Dalam hal sumber daya energi, Indonesia punya
energi yang melimpah dan beraneka. Mulai dari minyak bumi, gas alam, batubara,
hingga berbagai sumber energi alternatif. Dengan energi fosilnya saja, Indonesia
sudah mampu menghasilkan 6 juta barel oil per hari. Belum lagi potensi energi
nonfosil Indonesia seperti panas bumi senilai 27 GW yang mencakup 40 persen
potensi panas bumi dunia serta potensi tenaga air yang setara 75 GW.
Indonesia juga berpotensi besar menjadi salah
satu pusat Bahan Bakar Nabati (BBN) dunia, karena memiliki biodiversitas
organik yang tinggi. Tatang H Soerawidjaja, peneliti Institut Teknologi Bandung
(ITB) pernah mengatakan, Indonesia dan negara Asia Tenggara lainnya, ditambah
Brazil, dapat diibaratkan dengan Timur Tengah-nya BBN.
Apalagi kecenderungan masyarakat dunia beralih ke
pemanfaatan bioenergy telah membuat dunia bertransisi dari
perekonomian berbasis fosil (fossil-based economy) di abad 20, ke arah
perekonomian berbasis nabati (bio-based economy). Indonesia memiliki
keanekaragaman hayati yang dahsyat dan lahan potensial yang relatif luas
memungkinkan Indonesia bisa menjadi salah satu bio-based economy
dunia.
Saat ini Indonesia memang belum cocok
disandingkan dengan Singapura dan China. Namun Indonesia perlahan mulai
memperlihatkan produktivitasnya di kancah dunia, terutama dalam dunia ekonomi
pangan. Sebagai negara yang penduduknya mayoritas Muslim tentu Indonesia
memiliki keanekaragaman makanan dan minuman halal yang bila ditangani
profesional, tidak saja memiliki pasar di dalam negeri, tetapi juga pasar
ekspor.
Bahkan, tidak tertutup kemungkinan Indonesia
menjadi pusat produk halal dunia asalkan didukung produk yang berkualitas,
bercita rasa sesuai selera pasar, serta kemasan menarik dan juga memiliki harga
yang kompetitif. Industri fashion Muslim pun demikian. Sekarang model
dan konten-konten yang dibuat Indonesia menjadi daya tarik luar biasa bagi
industri mode di dunia. Beberapa tahun ke depan dijamin Indonesia akan menjadi pusat
mode Muslim dunia.
Teknologi informasi dan internet pun tak kalah.

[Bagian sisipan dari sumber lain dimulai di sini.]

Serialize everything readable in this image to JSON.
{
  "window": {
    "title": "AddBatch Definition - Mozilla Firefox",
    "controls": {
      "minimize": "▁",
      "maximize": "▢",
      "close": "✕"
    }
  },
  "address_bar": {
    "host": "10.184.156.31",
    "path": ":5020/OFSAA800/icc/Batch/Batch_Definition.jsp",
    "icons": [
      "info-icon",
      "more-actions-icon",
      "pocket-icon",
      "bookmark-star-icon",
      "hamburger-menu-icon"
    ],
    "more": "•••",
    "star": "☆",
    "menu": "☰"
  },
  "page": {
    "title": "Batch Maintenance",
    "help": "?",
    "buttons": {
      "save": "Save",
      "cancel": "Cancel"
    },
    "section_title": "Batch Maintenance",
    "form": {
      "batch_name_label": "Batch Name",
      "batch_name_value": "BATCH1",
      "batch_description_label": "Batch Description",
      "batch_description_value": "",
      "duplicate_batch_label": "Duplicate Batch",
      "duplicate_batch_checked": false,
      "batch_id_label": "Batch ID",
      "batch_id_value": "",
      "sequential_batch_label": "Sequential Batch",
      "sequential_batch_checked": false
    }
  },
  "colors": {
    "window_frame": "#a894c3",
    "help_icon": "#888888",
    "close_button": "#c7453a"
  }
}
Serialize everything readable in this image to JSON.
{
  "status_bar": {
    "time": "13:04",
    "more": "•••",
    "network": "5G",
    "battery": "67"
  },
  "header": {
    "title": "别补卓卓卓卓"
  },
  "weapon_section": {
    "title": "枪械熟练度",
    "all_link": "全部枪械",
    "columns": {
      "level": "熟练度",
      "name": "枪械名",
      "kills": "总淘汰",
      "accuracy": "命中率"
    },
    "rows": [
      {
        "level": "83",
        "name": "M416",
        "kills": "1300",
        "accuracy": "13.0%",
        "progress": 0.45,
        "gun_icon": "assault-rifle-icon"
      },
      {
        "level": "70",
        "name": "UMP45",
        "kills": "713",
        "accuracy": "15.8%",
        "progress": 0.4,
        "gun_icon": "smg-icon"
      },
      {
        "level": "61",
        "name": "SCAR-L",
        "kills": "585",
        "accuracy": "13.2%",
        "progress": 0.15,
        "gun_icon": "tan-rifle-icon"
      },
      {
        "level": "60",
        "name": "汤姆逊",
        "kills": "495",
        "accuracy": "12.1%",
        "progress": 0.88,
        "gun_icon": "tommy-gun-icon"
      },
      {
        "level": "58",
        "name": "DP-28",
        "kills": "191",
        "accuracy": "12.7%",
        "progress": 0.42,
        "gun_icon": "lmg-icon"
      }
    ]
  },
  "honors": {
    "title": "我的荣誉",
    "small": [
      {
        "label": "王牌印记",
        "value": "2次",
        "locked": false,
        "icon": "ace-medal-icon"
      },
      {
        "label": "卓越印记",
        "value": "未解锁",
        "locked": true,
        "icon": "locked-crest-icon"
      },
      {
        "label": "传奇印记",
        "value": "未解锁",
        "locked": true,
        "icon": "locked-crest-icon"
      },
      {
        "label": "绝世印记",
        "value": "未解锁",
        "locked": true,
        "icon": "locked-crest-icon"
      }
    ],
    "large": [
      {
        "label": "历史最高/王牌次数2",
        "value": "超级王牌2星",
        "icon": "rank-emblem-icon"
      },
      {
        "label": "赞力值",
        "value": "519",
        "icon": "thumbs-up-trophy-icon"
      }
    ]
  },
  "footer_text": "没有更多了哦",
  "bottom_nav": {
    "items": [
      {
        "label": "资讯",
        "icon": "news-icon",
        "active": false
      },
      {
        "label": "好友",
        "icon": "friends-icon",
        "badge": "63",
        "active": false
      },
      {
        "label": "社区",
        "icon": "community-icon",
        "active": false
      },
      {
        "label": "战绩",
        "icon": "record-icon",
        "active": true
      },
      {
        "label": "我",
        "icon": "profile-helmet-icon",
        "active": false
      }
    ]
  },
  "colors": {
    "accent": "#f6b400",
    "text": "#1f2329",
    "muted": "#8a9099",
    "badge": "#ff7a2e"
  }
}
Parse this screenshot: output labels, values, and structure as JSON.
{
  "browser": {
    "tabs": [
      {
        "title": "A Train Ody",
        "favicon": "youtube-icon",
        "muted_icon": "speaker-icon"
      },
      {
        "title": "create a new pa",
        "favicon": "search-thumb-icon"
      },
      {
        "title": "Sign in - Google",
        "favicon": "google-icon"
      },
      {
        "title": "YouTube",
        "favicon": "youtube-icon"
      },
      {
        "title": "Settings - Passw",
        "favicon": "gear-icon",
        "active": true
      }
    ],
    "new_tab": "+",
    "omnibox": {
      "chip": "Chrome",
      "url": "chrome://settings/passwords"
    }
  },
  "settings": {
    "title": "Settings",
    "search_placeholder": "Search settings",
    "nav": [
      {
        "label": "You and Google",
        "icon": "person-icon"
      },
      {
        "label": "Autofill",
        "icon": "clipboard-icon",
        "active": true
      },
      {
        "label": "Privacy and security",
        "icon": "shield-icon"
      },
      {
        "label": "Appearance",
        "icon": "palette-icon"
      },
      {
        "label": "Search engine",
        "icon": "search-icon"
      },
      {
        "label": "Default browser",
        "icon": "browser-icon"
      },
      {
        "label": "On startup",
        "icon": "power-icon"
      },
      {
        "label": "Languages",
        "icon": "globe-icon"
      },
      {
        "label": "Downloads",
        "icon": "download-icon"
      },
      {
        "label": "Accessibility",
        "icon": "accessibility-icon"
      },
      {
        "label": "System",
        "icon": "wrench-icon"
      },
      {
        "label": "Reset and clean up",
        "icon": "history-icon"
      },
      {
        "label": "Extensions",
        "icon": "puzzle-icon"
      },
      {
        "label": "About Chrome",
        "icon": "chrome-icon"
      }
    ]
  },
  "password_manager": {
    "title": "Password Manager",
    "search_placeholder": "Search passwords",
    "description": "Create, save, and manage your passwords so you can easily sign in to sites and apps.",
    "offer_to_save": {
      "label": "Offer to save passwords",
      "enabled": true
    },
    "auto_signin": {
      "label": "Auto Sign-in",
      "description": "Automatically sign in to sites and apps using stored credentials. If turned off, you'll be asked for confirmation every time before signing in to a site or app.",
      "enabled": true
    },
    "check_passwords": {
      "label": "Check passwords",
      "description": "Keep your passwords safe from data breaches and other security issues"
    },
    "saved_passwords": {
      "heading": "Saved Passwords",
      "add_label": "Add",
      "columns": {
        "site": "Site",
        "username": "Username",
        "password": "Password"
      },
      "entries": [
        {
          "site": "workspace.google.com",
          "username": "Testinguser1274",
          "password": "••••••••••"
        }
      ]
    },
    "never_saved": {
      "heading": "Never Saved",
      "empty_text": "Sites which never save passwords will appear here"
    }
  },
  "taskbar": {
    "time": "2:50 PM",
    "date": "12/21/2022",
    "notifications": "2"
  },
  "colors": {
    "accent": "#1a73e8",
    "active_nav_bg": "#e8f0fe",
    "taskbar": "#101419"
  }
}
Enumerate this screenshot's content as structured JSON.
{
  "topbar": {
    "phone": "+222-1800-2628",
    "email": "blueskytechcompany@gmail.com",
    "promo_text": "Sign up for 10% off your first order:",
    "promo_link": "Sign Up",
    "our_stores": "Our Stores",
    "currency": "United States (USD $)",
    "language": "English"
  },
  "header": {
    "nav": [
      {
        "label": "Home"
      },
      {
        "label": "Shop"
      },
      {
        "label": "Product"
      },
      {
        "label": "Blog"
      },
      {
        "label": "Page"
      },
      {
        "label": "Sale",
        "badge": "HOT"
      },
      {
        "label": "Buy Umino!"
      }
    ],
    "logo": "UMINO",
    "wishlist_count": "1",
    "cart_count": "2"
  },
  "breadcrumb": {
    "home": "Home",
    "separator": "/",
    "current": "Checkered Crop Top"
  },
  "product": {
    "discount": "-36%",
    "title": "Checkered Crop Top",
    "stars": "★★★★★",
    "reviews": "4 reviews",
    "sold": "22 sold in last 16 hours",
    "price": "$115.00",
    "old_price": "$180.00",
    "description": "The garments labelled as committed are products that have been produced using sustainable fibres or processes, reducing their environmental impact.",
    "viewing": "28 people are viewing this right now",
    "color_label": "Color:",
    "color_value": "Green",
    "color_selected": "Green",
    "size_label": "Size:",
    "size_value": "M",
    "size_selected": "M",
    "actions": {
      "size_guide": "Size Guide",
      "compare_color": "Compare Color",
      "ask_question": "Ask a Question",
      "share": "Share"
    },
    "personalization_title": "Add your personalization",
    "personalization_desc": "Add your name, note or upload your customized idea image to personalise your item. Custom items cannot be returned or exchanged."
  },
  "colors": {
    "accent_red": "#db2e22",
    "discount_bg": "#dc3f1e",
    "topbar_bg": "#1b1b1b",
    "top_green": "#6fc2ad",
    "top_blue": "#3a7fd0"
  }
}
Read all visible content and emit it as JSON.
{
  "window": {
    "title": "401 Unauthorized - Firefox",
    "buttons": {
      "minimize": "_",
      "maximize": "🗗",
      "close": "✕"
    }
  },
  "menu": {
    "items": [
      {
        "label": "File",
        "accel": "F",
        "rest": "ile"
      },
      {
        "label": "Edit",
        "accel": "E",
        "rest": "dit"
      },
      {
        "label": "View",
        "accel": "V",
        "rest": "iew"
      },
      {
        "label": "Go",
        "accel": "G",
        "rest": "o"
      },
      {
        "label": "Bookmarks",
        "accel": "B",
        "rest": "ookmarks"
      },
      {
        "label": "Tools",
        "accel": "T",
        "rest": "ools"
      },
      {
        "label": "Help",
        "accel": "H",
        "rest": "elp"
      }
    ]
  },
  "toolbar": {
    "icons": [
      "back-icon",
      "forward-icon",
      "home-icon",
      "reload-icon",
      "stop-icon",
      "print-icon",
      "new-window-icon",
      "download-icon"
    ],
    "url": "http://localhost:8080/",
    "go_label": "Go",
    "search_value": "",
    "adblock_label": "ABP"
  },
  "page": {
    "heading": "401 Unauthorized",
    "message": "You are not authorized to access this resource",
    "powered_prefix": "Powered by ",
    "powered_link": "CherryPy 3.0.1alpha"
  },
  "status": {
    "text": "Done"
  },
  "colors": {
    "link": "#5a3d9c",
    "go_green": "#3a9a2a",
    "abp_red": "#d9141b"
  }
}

Arnold Sebastian Egg, founder sekaligus pimpinan Tokobagus.com
menyebutkan Indonesia akan menjadi pusat bisnis dunia, terutama bisnis online,
khususnya e-commerce. Pernyataan Arnold Sebastian Egg tersebut tidak
lepas dari posisi Indonesia yang menempati peringkat kelima sebagai negara
dengan pengakses internet terbesar dunia, setelah China, India, Brazil dan
Belanda.
Apalagi belakangan ini pemuda Indonesia sudah
semakin kreatif, mereka mulai melirik dunia entrepreneur atau
wirausaha seperti yang apa yang diupayakan oleh Siti. Namun hal ini harus
ditopang penuh oleh pemerintah dengan berbagai kebijakan yang rasional,
obyektif, dan tidak memberatkan mereka sebagai pengusaha.